Oct 12, 2022, 1:40 PM

@Nymeria said in MUers in the news?:

Why shouldn't someone be allowed to write a story set in an isolationist, monoethnic culture?

I don't recall anybody saying they shouldn't be allowed. In fact, I said:

@faraday said in MUers in the news?:

If you're making your own personal novel/story/etc. and want to do some kind of discrimination allegory - I can respect that.

So to reiterate - having a mono-ethnic culture is not intrinsically a bad thing. One just should ask why you're making it mono-ethnic, especially if that mono is all white. Is it really central to the story/world? Or is it just lazy storytelling (like sci-fi mono-climate planets) or implicit biases at work?

@Nymeria said in MUers in the news?:

If you're using an existing setting, the roots are defined already. I dislike tearing them up.
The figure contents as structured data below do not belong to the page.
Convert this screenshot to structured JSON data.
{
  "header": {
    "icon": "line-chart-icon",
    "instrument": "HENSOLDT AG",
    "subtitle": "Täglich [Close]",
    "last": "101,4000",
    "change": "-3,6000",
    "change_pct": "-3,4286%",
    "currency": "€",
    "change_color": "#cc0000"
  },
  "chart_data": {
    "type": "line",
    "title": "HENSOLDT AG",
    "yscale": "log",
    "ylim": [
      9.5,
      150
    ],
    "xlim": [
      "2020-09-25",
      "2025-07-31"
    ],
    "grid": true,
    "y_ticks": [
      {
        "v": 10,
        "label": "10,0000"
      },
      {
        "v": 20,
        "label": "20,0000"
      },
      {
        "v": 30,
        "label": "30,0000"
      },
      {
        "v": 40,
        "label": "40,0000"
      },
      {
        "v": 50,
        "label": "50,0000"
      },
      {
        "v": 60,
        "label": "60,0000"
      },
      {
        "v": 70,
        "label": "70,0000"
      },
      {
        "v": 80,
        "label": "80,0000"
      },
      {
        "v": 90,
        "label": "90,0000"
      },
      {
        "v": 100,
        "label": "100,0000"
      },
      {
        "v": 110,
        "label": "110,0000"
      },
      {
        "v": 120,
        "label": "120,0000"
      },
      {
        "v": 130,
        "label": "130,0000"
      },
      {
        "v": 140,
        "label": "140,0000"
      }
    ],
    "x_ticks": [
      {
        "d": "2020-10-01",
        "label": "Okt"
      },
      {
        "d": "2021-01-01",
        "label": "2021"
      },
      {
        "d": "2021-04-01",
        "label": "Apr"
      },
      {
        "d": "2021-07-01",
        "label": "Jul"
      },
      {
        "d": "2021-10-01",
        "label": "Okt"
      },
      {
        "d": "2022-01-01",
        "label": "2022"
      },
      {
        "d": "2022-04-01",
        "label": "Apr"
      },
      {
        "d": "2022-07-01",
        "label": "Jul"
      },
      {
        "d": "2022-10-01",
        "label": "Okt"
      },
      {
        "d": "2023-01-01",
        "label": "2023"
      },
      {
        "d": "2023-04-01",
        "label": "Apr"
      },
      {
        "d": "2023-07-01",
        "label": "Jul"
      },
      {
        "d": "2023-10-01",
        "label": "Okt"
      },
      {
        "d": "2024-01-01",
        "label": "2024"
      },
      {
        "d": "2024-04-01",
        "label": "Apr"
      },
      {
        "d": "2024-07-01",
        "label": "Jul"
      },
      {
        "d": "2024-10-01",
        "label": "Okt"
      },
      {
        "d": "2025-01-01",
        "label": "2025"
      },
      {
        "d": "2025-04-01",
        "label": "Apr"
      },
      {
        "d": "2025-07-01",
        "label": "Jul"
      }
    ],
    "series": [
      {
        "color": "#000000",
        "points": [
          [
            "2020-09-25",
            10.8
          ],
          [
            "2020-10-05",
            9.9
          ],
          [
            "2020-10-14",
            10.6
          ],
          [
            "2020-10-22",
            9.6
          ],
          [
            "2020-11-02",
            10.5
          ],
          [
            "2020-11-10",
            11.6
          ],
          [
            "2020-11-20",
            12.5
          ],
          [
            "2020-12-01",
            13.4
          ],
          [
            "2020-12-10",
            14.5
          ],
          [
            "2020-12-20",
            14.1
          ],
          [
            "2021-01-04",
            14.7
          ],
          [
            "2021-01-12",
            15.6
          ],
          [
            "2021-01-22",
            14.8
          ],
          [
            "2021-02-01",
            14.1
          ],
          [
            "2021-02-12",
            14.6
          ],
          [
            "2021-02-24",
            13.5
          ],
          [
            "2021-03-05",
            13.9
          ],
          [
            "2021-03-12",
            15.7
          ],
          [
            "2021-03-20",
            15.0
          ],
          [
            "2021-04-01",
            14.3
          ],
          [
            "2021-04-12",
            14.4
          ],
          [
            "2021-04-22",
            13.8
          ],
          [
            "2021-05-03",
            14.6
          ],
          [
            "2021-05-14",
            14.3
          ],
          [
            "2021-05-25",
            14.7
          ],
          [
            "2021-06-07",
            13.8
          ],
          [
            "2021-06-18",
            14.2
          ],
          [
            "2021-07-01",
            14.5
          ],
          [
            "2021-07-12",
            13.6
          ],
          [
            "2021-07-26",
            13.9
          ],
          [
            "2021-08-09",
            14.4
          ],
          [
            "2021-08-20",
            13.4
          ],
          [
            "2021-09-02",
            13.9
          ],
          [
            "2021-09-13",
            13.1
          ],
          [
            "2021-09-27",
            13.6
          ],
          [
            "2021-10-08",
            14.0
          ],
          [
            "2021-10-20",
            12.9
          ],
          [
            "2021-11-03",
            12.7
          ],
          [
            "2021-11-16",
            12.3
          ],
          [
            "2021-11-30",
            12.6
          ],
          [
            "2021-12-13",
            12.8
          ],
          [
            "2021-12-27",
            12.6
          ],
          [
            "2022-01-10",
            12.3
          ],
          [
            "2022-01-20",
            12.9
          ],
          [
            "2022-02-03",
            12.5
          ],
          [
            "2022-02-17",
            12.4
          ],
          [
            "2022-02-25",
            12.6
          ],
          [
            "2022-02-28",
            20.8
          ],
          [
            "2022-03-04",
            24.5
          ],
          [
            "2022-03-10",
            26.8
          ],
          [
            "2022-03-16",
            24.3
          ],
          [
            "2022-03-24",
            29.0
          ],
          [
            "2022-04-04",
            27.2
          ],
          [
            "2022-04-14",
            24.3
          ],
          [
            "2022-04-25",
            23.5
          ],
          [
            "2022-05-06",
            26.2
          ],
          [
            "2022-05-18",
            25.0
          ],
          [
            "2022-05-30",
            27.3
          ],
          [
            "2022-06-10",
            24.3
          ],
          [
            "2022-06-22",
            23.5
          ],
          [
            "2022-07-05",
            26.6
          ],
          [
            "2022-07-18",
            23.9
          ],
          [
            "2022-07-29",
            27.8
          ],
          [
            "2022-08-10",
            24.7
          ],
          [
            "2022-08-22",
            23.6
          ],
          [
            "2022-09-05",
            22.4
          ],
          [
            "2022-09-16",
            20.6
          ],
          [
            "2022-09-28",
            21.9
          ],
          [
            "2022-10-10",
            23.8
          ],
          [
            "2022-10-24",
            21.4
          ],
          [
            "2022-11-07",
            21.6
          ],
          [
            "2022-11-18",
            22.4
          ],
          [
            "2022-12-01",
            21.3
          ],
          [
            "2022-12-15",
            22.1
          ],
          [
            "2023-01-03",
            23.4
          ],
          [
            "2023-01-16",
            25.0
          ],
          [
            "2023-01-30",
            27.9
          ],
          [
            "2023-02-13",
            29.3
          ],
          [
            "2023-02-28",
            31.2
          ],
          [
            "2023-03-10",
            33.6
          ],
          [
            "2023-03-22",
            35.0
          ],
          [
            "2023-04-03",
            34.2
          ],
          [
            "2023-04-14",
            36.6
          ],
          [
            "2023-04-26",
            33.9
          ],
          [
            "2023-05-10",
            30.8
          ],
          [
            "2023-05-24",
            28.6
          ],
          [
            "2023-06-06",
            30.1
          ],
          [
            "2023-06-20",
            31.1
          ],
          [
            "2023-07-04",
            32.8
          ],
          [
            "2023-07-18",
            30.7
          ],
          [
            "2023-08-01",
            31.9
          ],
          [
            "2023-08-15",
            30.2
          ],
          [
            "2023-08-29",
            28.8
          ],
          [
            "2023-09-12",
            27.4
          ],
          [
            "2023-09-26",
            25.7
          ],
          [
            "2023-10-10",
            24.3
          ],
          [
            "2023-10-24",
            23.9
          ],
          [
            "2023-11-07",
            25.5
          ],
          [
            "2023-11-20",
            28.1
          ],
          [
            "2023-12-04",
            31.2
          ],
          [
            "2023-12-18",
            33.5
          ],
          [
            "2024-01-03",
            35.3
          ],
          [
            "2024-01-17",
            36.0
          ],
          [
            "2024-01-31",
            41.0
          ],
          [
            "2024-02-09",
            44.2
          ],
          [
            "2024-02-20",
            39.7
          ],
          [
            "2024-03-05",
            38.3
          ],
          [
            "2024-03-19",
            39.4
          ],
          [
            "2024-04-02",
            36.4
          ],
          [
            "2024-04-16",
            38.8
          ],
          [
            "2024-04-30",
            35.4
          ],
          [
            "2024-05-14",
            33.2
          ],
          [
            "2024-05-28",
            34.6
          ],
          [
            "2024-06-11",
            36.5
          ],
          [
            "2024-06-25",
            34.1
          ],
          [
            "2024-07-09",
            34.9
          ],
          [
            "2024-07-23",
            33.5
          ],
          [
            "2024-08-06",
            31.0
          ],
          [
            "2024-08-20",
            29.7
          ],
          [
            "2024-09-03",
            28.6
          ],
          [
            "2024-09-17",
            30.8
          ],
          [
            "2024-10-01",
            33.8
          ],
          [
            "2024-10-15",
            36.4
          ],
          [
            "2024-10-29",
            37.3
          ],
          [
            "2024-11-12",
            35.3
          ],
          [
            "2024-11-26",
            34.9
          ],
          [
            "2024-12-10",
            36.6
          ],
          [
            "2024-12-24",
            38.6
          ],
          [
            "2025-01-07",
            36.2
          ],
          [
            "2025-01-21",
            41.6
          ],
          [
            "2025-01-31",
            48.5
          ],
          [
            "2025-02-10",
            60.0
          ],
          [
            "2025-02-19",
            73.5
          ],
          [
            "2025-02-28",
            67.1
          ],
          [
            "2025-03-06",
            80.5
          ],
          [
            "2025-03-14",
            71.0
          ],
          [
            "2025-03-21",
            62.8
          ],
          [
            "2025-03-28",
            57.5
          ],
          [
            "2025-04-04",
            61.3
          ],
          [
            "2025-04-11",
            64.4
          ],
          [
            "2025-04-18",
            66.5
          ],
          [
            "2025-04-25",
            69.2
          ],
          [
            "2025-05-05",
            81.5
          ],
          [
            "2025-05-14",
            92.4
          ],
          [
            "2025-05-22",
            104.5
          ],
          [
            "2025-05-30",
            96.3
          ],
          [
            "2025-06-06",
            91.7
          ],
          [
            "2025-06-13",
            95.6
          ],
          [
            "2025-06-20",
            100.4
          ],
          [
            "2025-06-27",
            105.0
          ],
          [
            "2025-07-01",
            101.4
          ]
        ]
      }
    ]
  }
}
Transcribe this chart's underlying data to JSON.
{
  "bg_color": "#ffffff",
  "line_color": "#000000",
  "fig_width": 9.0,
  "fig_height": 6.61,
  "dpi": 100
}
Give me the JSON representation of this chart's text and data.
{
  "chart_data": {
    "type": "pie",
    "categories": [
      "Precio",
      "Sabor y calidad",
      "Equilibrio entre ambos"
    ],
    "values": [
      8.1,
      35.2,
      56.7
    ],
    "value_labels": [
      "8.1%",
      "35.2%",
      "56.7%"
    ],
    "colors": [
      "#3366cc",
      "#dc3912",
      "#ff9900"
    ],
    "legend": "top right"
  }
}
Skin color is rarely an essential, defining quality of those roots.

For instance, my son (an avid LoTR fan) recently did an essay on diversity in LoTR. He acknowledged that Tolkein's original lore did define the kingdoms with certain skin colors (loosely based on real Earth geography, with the region of focus being European and predominately white). However, he argues that people of color like to watch these shows too and "they deserve to have fantasy heroes that look like them." He also noted the benefits for white people seeing people of color not always being the bad guys (as Tolkein originally defined them). It would make no difference to the story if the kingdom of Rohan were patterned more after the steppe peoples of Asia, for instance, or if some of the dwarves in the Hobbit movies had different skin tones.

If an 11-year-old can see that the impact on actual modern-day humans matters more than the beloved lore of a white guy from the 1930's, I think more adults could stand to come to that realization.